A total of 38 patients had malignancies: 35 had lung cancer, 1 had melanoma, 1 had esophageal cancer, and 1 had renal cancer. Of these patients, the majority (n = 29) presented no MLN metastases. The rest of the patients had MLN with metastases (n = 6) or infections with Histoplasmosis (n = 1) or Cryptococcus (n = 2).

A total of 21 non-caseating granuloma inflammations were diagnosed as sarcoidosis. In addition, there were 13 primary infectious causes: 5 had tuberculosis, 4 had Histoplasma capsulatum, 2 had Mycobacterium avium intracellulare, 1 had Actinomyces, and 1 had Moraxcella.

"Necrotizing or caseating granulomatous inflammation is seen with infections, including mycobacteria and fungal infections, with or without a concurrent lung mass," the authors stated in their poster presentation.

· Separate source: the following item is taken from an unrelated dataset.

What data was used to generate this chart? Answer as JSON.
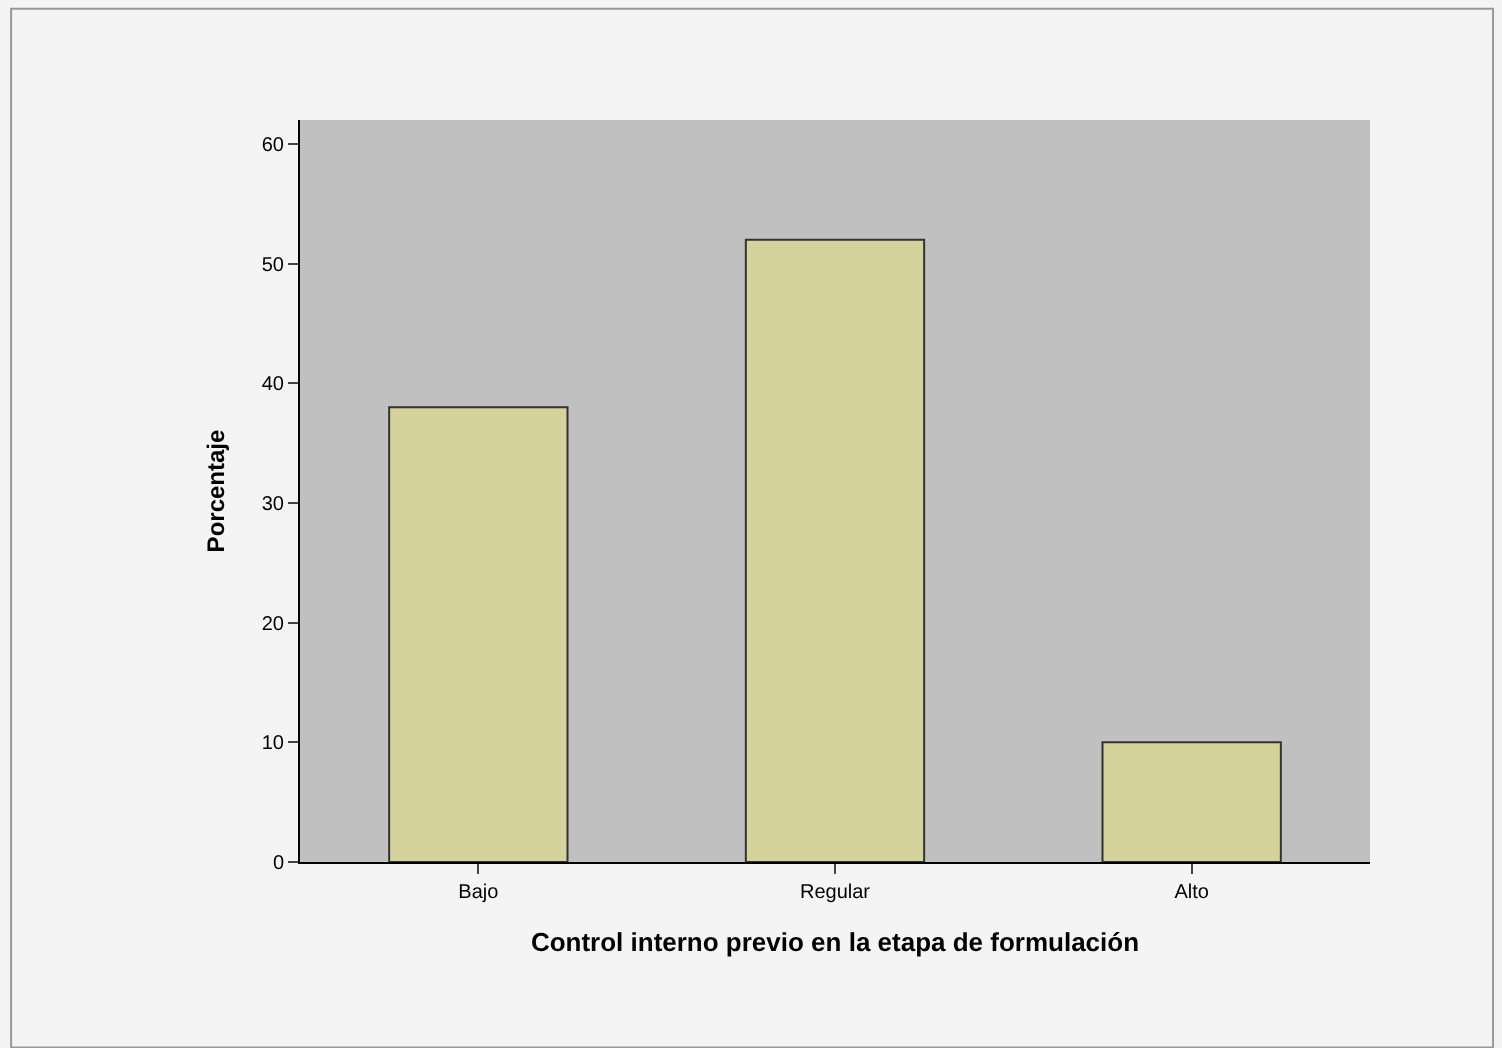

Dr. Green pointed to the primary clinical importance of this study: "In the VA [Veterans Affairs], we have an older male population, and there are lots of concomitant infections, such as tuberculosis or histoplasmosis, which could be dormant but still show positive in a PET scan."

"This is the kind of study the general pathologist would like to see more of — very practical, and addressing a problem that we deal with almost every day," Daniel D. Mais, MD, FASCP, medical director of Hematopathology at St. Joseph's Mercy Hospital, in Ann Harbor, Michigan, told Medscape Pathology. Dr. Mais was not involved in the study.

"The issue is: How much do we need to work up these granulomas when we first find them in sample biopsies?" continued Dr. Mais. "There are differences between specialists' practices. Some will do all of the microbial stains every time they see a granuloma, others think that if it looks like a sarcoidal granuloma, there is no need for further characterization."

"This kind of study helps reinforce the need to do all the microbial stains," added Dr. Mais. "Often, if you give the patient a diagnosis of sarcoidosis, for example — which is the diagnosis you would give if you see a granuloma and you did not find any organisms — the patient may get steroids, and steroids are exactly the opposite of what people with these infections need," concluded Dr. Mais.

The study did not receive commercial support. Drs. Green, Monem, and Mais have disclosed no relevant financial relationships.

American Society for Clinical Pathology (ASCP) 2008 Annual Meeting: Poster 29. Presented October 17, 2008.